I think my father had already tried to explain — usually more to himself in fact than to me — the Special Theory of Relativity. I remember the phrases about there being no absolute space nor absolute time: my space is my space; your time is yours; if I am travelling at a certain speed in relation to you it might as well be you who are travelling at a certain speed in relation to me; the only thing that is absolute is the speed of light. The speed of light is constant no matter if it arises from this or that travelling hither or thither: if there seem to be contradictions, these are because the measuring devices themselves get bigger or smaller and not the speed of light. I do not suppose I grasped the latter idea: but I do not think I found if difficult to see the idea of each person, each observer or group, having his or her or its own world: was not this, after all, what I had come to feel about the people in the streets, my mother's friends, her cousins in the country? I felt sometimes that I understood even about the absoluteness of the speed of light — was not this something that my father and I felt ourselves in touch with

as we looked down on all these separate worlds from the super-world of our airship?

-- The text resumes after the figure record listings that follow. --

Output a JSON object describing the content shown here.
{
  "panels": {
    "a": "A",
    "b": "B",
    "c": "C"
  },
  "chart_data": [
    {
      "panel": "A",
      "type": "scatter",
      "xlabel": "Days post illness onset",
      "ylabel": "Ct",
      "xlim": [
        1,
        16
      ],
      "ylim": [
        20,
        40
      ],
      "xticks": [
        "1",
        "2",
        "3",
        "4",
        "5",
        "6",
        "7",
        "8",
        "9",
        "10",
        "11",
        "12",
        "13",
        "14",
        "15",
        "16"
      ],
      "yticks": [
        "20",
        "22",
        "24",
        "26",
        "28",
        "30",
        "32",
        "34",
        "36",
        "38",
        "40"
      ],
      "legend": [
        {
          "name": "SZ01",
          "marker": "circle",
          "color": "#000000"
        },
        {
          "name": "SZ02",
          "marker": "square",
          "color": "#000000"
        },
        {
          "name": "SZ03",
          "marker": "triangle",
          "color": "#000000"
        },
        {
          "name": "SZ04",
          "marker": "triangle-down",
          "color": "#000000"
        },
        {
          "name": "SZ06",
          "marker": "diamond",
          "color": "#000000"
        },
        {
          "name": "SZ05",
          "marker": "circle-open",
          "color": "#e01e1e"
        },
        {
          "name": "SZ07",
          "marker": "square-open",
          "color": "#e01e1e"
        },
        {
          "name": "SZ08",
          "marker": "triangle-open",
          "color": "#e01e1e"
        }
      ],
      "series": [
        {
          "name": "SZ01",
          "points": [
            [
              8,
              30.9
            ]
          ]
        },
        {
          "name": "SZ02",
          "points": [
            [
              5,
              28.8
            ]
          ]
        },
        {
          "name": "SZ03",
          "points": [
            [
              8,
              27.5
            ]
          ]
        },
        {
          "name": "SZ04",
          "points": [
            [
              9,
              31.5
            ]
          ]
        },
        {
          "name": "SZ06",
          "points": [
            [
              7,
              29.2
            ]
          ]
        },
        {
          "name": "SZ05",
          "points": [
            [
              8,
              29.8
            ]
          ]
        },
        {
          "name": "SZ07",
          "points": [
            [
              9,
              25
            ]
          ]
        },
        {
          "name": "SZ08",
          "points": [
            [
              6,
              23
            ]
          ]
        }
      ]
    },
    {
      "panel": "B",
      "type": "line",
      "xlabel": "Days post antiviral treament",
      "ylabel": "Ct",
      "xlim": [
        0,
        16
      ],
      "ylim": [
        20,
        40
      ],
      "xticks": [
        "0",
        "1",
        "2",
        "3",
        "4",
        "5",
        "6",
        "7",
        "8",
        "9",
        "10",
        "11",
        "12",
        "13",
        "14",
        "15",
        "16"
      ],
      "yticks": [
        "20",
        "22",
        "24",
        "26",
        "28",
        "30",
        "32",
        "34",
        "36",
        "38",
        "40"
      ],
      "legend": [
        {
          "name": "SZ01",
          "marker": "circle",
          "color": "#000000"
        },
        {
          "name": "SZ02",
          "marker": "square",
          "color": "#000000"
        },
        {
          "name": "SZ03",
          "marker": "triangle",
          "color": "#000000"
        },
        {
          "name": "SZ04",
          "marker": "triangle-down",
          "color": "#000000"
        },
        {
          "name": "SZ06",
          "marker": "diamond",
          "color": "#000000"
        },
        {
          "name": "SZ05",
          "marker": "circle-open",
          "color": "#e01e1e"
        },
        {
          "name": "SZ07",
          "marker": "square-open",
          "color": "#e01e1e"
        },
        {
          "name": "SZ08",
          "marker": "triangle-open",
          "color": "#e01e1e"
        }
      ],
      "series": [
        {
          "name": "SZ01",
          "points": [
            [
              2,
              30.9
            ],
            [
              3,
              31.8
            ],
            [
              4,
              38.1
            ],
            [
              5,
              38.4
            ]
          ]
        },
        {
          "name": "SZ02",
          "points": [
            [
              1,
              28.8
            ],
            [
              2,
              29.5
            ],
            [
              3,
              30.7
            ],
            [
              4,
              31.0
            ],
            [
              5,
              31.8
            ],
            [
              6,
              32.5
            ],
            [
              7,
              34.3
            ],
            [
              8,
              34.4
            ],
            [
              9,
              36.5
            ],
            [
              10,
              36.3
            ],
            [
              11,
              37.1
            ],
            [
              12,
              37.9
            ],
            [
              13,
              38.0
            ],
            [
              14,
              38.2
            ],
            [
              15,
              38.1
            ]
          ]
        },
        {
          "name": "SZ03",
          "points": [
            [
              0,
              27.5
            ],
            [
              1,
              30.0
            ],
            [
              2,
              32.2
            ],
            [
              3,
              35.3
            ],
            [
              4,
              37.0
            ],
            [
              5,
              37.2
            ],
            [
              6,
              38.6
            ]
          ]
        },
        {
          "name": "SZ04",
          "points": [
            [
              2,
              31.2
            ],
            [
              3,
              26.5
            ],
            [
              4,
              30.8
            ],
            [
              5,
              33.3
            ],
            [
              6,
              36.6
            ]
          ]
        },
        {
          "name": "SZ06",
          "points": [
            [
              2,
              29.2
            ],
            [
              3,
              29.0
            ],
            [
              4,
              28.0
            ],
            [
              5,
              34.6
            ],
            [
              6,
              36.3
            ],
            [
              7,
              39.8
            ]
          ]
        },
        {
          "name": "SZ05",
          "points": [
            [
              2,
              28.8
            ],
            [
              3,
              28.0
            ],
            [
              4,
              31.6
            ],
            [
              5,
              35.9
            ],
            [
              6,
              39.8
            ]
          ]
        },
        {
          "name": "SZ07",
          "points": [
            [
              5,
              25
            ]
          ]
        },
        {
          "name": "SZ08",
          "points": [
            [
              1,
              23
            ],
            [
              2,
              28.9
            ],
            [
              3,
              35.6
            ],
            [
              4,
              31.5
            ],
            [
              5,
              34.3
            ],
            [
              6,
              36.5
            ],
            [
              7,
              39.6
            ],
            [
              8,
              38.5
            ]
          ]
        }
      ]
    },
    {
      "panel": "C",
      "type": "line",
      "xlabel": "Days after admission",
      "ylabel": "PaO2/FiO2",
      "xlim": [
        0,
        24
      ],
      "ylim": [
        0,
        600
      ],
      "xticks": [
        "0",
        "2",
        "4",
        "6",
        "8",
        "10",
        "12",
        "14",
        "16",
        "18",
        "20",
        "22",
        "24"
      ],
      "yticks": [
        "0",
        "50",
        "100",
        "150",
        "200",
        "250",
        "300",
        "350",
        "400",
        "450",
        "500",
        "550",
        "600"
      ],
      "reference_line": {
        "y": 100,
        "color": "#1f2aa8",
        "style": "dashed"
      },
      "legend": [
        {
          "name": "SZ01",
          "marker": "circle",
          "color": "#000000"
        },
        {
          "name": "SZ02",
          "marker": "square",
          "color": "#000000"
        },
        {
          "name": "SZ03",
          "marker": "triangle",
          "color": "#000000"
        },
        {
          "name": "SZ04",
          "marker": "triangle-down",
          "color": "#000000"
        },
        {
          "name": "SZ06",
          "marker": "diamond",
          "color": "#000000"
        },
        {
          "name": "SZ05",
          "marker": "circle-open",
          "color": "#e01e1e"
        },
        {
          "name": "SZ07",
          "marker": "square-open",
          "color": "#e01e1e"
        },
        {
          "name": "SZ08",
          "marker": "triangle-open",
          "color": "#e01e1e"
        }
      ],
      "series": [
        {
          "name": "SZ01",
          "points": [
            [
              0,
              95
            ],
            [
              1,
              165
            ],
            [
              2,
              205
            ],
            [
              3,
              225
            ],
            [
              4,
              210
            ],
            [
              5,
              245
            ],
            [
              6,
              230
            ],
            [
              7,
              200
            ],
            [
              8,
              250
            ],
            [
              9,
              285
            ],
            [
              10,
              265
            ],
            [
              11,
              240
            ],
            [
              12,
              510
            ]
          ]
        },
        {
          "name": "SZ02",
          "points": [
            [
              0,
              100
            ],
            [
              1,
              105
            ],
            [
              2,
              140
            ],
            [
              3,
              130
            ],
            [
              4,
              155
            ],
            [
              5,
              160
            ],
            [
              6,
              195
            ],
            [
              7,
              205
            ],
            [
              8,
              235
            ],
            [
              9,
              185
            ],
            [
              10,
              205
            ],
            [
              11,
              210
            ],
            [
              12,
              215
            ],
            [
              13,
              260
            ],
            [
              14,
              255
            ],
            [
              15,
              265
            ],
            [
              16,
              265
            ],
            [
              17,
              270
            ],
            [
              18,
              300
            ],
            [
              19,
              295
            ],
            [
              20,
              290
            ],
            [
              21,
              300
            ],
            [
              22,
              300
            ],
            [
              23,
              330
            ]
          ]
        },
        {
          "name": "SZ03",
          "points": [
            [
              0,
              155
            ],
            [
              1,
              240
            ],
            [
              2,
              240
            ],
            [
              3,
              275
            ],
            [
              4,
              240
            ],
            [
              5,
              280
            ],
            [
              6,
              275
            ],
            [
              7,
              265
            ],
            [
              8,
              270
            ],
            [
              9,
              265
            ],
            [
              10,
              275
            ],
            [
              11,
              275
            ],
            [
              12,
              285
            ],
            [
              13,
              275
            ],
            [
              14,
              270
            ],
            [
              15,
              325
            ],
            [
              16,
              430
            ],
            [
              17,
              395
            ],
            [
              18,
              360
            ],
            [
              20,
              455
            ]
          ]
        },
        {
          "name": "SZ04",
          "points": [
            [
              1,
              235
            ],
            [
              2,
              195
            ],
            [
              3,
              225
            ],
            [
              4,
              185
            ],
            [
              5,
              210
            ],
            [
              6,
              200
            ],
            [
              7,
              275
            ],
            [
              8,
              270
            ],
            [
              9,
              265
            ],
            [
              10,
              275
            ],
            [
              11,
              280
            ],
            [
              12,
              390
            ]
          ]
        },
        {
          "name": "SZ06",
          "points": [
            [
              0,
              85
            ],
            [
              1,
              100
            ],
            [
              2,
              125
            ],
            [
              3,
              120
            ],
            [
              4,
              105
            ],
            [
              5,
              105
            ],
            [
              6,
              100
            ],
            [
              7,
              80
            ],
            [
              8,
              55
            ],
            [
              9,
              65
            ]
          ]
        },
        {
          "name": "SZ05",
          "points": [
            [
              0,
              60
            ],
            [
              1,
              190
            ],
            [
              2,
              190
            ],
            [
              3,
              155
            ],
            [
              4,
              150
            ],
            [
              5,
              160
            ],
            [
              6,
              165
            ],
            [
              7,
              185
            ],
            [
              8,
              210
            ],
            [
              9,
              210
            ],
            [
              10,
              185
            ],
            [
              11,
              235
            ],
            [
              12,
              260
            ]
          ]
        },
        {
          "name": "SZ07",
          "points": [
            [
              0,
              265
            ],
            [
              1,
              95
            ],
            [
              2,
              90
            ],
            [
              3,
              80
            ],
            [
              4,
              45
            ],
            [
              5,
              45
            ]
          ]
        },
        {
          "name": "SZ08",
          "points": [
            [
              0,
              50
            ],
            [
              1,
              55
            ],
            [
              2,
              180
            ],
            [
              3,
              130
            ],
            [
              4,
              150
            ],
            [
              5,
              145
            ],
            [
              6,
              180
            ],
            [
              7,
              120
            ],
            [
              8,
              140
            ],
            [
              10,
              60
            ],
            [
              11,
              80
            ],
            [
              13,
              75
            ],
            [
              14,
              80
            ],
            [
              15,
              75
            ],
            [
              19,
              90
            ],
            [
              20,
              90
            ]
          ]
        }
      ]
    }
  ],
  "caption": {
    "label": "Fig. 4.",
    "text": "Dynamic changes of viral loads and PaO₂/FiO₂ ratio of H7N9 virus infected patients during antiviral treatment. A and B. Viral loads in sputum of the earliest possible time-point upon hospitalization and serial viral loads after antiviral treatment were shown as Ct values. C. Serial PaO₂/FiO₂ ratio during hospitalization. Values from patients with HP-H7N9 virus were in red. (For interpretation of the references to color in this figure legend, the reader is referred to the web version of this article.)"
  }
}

I said 'You are going to tell me about the new thing, the General Theory.'

My father said 'Ah!'

There are two or three particular and personalised images that stick in my mind from my father's efforts to explain to me, aged nine, Einstein's General Theory of Relativity. These images arose from the conjectu.e that light itself had weight, so that it could be bent or pulled in the proximity of matter by what used to be called 'gravity': that if there is enough matter in the universe (which Einstein thought there was) then space itself would be bent or curved — and it would be just such curvature that could properly be called gravity. The particular images suggested by my father that have stuck in my mind are, firstly, of a small group of people standing back to back on a vast and lonely plain; they are looking outwards; they are trying to see something other than just their surroundings and themselves. But they can never by the nature of things see anything outside the curve of their own universe, since gravity pulls their vision back (my father drew a diagram of this) so that it comes on top of them again like falling arrows. The second image is that of a single person on this vast and lonely plain who has constructed an enormously powerful telescope; by this he hopes to be able to break at last out of the bonds of his own vision; he looks through it; he sees — what appears to be a new star! Then he realises that what he is looking at is the back of his own head — or the place where his head now is billions of years ago, or in the future, or whatever. Anyway, here he is now with the light from him or to him having gone right round the universe and himself never being able to see any further than the back of his own head. But then there was a third image that my father gave me, different in kind from the others: which is of gravity being like the effect of two people sitting side by side on an old sofa so that the springs sag and they are drawn together in the middle: and there were my father and I sitting side by side on the sofa in his study.